That’s the subject of Richard Ross’s
Waiting for the End of the World, originally published by Princeton Architectural Press in 2004, for which Ross spent five years traveling over three continents, photographing the interiors of bomb shelters. “I’m a child of the late 1950s,” he says. “I grew up in an era of duck-and-cover drills, where we always had to be acquainted with the idea of The Bomb.” The exploration took Ross into a series of survivalist spaces, offering a visual index of the lengths to which people will go when they feel abused or threatened. “I ended up photographing an underground bomb shelter in Livermore, California, looking straight up
, and the light was very divine and was essentially apocalyptic,” he says. “Some of these people thought they were going to be the new inhabitants of the Garden of Eden. I can’t believe that. But when you think back to the illogic of the Bush/Cheney administration, and the world around you is so devolved, the idea of going underground doesn’t seem so crazy.”

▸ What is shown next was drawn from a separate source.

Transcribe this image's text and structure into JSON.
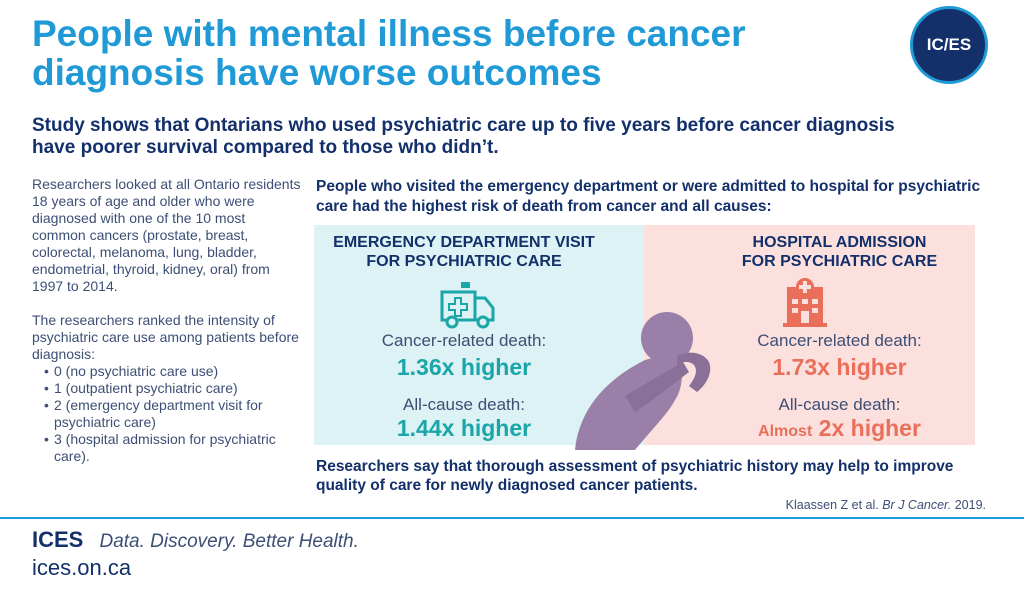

The proud owner of a new single-family residence in Switzerland shows off his shelter. He is standing in front of his Andair-manufactured air filtration system with the escape hatch on the right.
The discs produced in this factory near Zurich are the tops of air filters.
Charlie Hull Shelter, Emigrant, Montana. Bedroom. This 90-family “co-op shelter” was for members of the Elizabeth Clare Prophet Church, which predicted Doomsday on March 15, 1990. That day, the shelter was full; everyone emerged on March 16th and went home. The shelter has fallen out of favor and is maintained only by Charlie Hull and a few assistants.
Charlie Hull Shelter. Each of the 90 families for which the shelter was built chose their own spaces and equipped them with what they deemed necessary for their transition from a pre- to post-apocalypse. Some decorated their spaces with pink lace or hung up pictures.